Opinion | The ladies and their horoscopes

Was that a strange sensation, last Wednesday: four men who talked about their constellation on national radio. « I’m a ram, » said presenter Carl-Johhan de Zwart. « I a bull, » called his guest David Cocheret. Bad news: such stubborn signs are never to be convinced, so not of the value of astrology.

The other two men in the broadcast: reporter Thomas Schuurman and astronomer Rob van Gent. Indeed: no astrologer speaks in a radio item about astrology, but only a stemperist who says that he does not believe ‘scientifically’ in horoscopes. Nice and fascinating. Tell me in which house Mercury stands with you, Rob, then we will continue to talk.

Astrology seems to be especially popular among young, highly educated women. A friend of mine told me recently told me that she is no longer talking about it in conversations, because most people – especially men – respond so horribly predictably, just like the above. A friend of hers gets irritated as soon as she claims something about his constellation. « He is a virgin. Virgins rarely believe in astrology, so that’s right. »

It drives men to madness: may the ladies finally take a seat in the lecture halls, not even behind a curtain anymore, they still choose to believe in something as unscientific as astrology. Why right?

According to Rob van Gent, astrology offers guidance, as religion used to do. If the Lord does not decide whether you will soon meet a nice person, then Venus should do it. Another explanation that is regularly given is that astrology is a useful framework to be able to talk about life, psychology and, last but not least, yourself.

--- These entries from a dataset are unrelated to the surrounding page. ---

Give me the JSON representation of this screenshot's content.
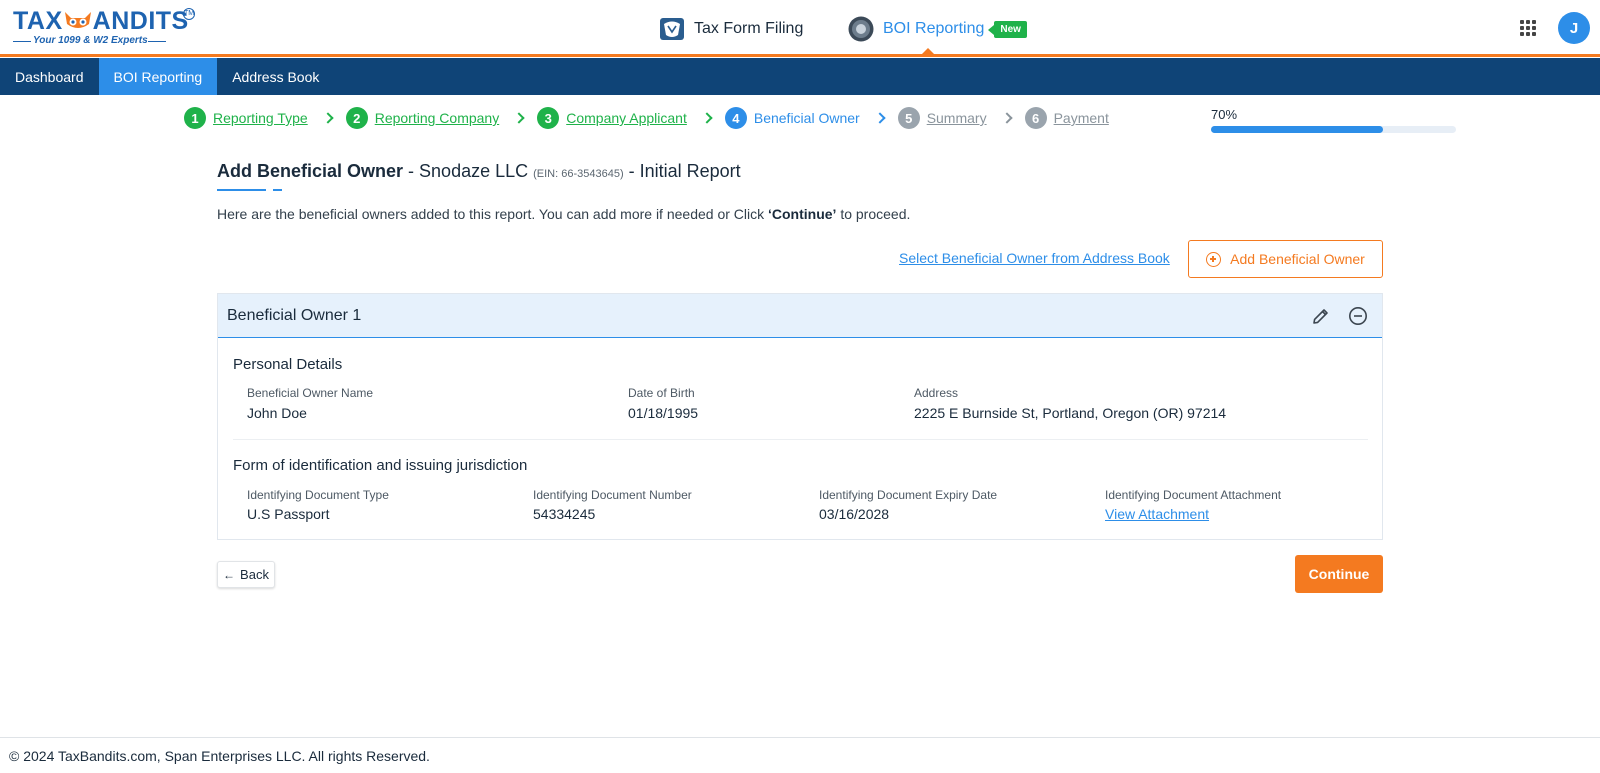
{
  "brand": {
    "logo_text_left": "TAX",
    "logo_text_right": "ANDITS",
    "tagline": "Your 1099 & W2 Experts",
    "tm": "TM"
  },
  "topnav": {
    "tax_form_filing": "Tax Form Filing",
    "boi_reporting": "BOI Reporting",
    "new_badge": "New",
    "avatar_initial": "J",
    "accent_color": "#f47a20"
  },
  "navbar": {
    "items": [
      {
        "label": "Dashboard"
      },
      {
        "label": "BOI Reporting"
      },
      {
        "label": "Address Book"
      }
    ]
  },
  "stepper": {
    "steps": [
      {
        "num": "1",
        "label": "Reporting Type",
        "state": "done"
      },
      {
        "num": "2",
        "label": "Reporting Company",
        "state": "done"
      },
      {
        "num": "3",
        "label": "Company Applicant",
        "state": "done"
      },
      {
        "num": "4",
        "label": "Beneficial Owner",
        "state": "current"
      },
      {
        "num": "5",
        "label": "Summary",
        "state": "todo"
      },
      {
        "num": "6",
        "label": "Payment",
        "state": "todo"
      }
    ],
    "progress_label": "70%",
    "progress_fraction": 0.7
  },
  "page": {
    "title_bold": "Add Beneficial Owner",
    "title_company": " - Snodaze LLC ",
    "ein": "(EIN: 66-3543645)",
    "title_suffix": " - Initial Report",
    "intro_prefix": "Here are the beneficial owners added to this report. You can add more if needed or Click ",
    "intro_bold": "‘Continue’",
    "intro_suffix": " to proceed.",
    "select_link": "Select Beneficial Owner from Address Book",
    "add_button": "Add Beneficial Owner"
  },
  "owner_card": {
    "title": "Beneficial Owner 1",
    "personal_title": "Personal Details",
    "name_label": "Beneficial Owner Name",
    "name_value": "John Doe",
    "dob_label": "Date of Birth",
    "dob_value": "01/18/1995",
    "address_label": "Address",
    "address_value": "2225 E Burnside St, Portland, Oregon (OR) 97214",
    "id_title": "Form of identification and issuing jurisdiction",
    "doc_type_label": "Identifying Document Type",
    "doc_type_value": "U.S Passport",
    "doc_number_label": "Identifying Document Number",
    "doc_number_value": "54334245",
    "doc_expiry_label": "Identifying Document Expiry Date",
    "doc_expiry_value": "03/16/2028",
    "doc_attachment_label": "Identifying Document Attachment",
    "doc_attachment_link": "View Attachment"
  },
  "actions": {
    "back": "Back",
    "continue": "Continue"
  },
  "footer": {
    "text": "© 2024 TaxBandits.com, Span Enterprises LLC. All rights Reserved."
  }
}
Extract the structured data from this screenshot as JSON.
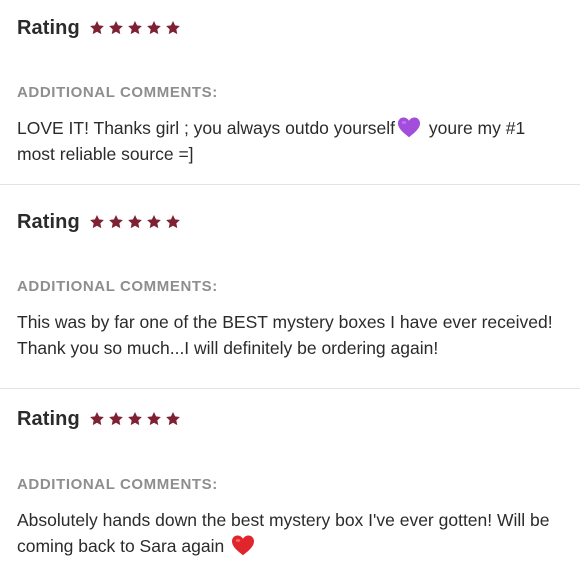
{
  "reviews": [
    {
      "rating_label": "Rating",
      "stars": 5,
      "comments_label": "ADDITIONAL COMMENTS:",
      "text_before_emoji": "LOVE IT! Thanks girl ; you always outdo yourself",
      "emoji": "purple-heart-icon",
      "text_after_emoji": " youre my #1 most reliable source =]"
    },
    {
      "rating_label": "Rating",
      "stars": 5,
      "comments_label": "ADDITIONAL COMMENTS:",
      "text": "This was by far one of the BEST mystery boxes I have ever received! Thank you so much...I will definitely be ordering again!"
    },
    {
      "rating_label": "Rating",
      "stars": 5,
      "comments_label": "ADDITIONAL COMMENTS:",
      "text_before_emoji": "Absolutely hands down the best mystery box I've ever gotten! Will be coming back to Sara again",
      "emoji": "red-heart-icon"
    }
  ],
  "colors": {
    "star": "#7e2233",
    "purple_heart": "#a24ddb",
    "red_heart": "#e1252d"
  }
}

I am now thinking of the 64 -page horoscope that my parents had ordered shortly after my birth. Very interesting matter indeed, if you ask me.

And yet, listening to that cynical commentary on the radio, I suddenly knew for sure that women simply turn to astrology to hunt men on the closet. I mean the kind of man who has clamped himself to the ratio and no longer grants someone else. « Horoscopes are not real, » he says, and leans back with satisfaction. He might as well claim that God is not real, that would be just as dull, but it is of course easier to do more contemptuously about something that almost only women value. Not necessarily smarter, if he wants a second date.

In the fifth season of the NTR program Dream School the students get lessons from a professor of theoretical astrophysics. The first thing he does: claim that horoscopes are ‘fairy tales from the primal time’. The Babylonians turn around in their grave. And as fast as the interest of the students was aroused, it has disappeared again as quickly.

« I am a scorpion, » says school leaver Nina in front of the camera. Her eyelash extensions blink wild. « So I thought I was just tough, and cool. I am too, but yes, that guy says not. » She gets support from fellow student Kimberly – also a scorpion.

The pleasure you can have from something irrational does not get smaller if others try to take it. On the contrary, you feel like going in with stretched leg. Does anyone roar again that horoscopes are fables? Then there will undoubtedly be something to be wrong with Mars. Anyway, the planets should never be an excuse for such boring claims. That’s how I see it now, but I’m in the middle of my return from Saturn, so ask me again later.

Tessa Sparreboom is Neerlandicus and former editor of Propria Cures.